World AM News Briefs For Tuesday, 27 August 2019
Howdy Australia!! - A big pharmaceutical company is ordered to pay a hefty price for America's prescription drug crisis - How can Leo do more than the US, France, or UK? Easily, it turns out - The rainforest burns and Bolsonaro is insulting people's wives - And more in your CareerSpot Global News Briefs:
A judge in Oklahoma ordered the pharmaceutical giant Johnson & Johnson to pay more than US$572 Million (that's around AU$845 Million) for its role in the opioid drug crisis that killed more than 6,000 people in that state alone over the decades. Oklahoma Attorney General Mike Hunter claimed in court that J&J pushed doctors to write more and more prescriptions while downplaying the risk of addiction. "The opioid crisis has ravaged the state of Oklahoma, it must be abated immediately," Judge Thad Balkman said in court Monday. "For this reason, I'm entering an abatement plan that consists of costs totaling $572,102,028 to immediately remediate the nuisance." Johnson & Johnson is expected to appeal, but the case could be cited as precedent for nearly 2,000 pending opioid cases before a federal judge in Ohio.
Actor Leonardo DiCaprio's Earth Alliance charity is committing US$5 Million to help combat and recover from the fires ravaging the Amazon rainforest in Brazil. Leaders at the G7 meeting in France also said they would send $20 Million to the cause - and if the math is bothering you, you're not alone. It means that the guy from "Titanic" is doing more for the rainforest than the individual efforts of the seven wealthiest nations in the world. G7 leaders are still offering more help, but Brazil's far-right government has yet to accept it.
Donald Trump praised the "unity" and "cooperation" after the G7 summit broke up on Monday, although he didn't seem to be a part of it at all. Trump was a no show at a meeting on dealing with the undeniable reality Global Warming, claiming that he sent an aide because he was having bi-lateral sessions with the leaders of Germany and India. That was a blatant lie, as the meeting photos clearly show the American chair unoccupied, but German Chancellor Angela Merkel and Indian Prime Minister Narendra Modi in attendance.

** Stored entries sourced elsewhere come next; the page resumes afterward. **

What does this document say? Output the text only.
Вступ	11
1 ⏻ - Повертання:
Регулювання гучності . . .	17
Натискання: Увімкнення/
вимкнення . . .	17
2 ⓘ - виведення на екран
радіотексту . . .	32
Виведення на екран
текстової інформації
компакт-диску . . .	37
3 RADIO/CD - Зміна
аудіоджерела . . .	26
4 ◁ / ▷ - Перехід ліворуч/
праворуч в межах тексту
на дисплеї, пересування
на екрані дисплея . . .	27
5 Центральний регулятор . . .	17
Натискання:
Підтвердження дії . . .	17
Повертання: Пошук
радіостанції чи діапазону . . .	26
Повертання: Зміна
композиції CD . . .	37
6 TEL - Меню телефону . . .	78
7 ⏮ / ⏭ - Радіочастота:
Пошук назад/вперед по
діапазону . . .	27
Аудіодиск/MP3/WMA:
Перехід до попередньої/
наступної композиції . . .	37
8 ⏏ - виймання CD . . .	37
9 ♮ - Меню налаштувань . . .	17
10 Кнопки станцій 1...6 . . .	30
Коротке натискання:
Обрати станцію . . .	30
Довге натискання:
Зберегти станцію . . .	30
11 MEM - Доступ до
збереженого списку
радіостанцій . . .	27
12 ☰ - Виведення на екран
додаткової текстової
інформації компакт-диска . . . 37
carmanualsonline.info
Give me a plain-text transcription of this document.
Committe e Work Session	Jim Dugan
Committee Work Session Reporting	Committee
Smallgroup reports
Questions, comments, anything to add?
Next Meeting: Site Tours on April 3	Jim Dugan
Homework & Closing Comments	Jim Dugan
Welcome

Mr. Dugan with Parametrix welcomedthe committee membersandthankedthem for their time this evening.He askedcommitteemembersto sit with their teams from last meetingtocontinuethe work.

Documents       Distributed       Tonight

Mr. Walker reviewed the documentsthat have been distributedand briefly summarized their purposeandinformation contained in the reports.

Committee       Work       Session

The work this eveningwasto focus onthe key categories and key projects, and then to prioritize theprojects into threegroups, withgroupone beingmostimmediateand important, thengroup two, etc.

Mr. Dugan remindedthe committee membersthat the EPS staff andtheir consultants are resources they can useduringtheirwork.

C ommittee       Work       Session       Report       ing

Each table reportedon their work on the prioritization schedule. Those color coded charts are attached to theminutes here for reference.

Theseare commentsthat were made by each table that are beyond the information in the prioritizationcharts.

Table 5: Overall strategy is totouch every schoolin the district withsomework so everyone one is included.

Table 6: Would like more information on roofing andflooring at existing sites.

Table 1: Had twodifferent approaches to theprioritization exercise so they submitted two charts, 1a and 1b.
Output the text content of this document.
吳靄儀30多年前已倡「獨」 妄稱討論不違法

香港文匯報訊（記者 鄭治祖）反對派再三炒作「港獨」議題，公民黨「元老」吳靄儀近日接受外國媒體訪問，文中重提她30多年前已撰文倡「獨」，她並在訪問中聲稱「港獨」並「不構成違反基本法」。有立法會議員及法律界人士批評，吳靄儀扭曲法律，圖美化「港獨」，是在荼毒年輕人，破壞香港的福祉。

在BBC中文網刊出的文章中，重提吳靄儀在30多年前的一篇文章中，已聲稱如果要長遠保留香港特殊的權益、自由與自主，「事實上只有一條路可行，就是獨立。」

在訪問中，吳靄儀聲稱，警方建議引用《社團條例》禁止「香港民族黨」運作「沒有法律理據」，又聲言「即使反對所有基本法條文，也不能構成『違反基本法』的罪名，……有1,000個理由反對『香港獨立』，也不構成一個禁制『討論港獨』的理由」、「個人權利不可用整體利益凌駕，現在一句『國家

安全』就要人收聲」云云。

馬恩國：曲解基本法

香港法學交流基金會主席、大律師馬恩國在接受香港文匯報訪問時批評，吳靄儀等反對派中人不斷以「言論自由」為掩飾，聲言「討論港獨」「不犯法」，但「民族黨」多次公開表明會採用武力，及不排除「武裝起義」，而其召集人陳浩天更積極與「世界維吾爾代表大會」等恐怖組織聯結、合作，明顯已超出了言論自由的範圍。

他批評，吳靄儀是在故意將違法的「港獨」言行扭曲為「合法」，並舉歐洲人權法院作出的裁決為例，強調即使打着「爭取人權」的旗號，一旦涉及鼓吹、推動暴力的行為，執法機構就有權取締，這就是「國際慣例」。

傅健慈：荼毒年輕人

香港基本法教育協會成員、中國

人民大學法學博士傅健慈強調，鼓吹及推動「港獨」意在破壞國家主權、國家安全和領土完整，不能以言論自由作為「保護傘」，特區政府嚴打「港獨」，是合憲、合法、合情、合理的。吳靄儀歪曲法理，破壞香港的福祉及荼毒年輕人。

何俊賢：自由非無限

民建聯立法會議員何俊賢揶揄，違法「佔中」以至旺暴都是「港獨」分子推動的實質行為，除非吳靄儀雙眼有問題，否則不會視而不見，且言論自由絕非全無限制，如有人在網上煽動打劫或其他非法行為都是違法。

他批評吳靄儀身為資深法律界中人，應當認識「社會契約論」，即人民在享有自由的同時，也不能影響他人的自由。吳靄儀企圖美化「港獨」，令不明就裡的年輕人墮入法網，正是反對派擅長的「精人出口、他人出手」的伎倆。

At a news conference later, Trump called himself an environmentalist while bragging about the wealth of the US petrochemical industry, which he said he wouldn't risk for "dreams and windmills".
Brazil's far-right president Jair Bolsonaro seems to be dithering instead of doing anything about the Brazilian Amazon Wildfires. But somehow he managed to find time to lob a sexist and ageist insult at French President Emmanuel Macron's wife. Macron had criticized Bolsonaro for lying to him about his commitment to preserving the "lungs of the earth". Bolsonaro responded with a social media post that compared the appearance of his 37-year old wife to 66-year-old French First Lady Brigitte Macron. "Do not humiliate the man hahahah," Bolsonaro wrote. Macron on Monday replied, "It's sad, it's sad first of all for him and for Brazilians," adding, "Brazilian women are probably feeling ashamed of their president."
More than 80,000 wildfires have burned in the Brazilian Rainforest this year, and 9,000 of them are still burning. Environmentalists have blamed Bolsonaro's allies in the ranching, agriculture, and mining industries for the fires. Brazil's rainforest is responsible for as much as 20 percent of the world's oxygen, but Bolsonaro is a climate change denier who wants to open that land to development. "The destruction of the Amazon rainforest is rapidly releasing carbon dioxide into the atmosphere, destroying an ecosystem that absorbs millions of tons of carbon emissions every year and is one of the planet’s best defenses against the climate crisis," according to DiCaprio's Earth Alliance.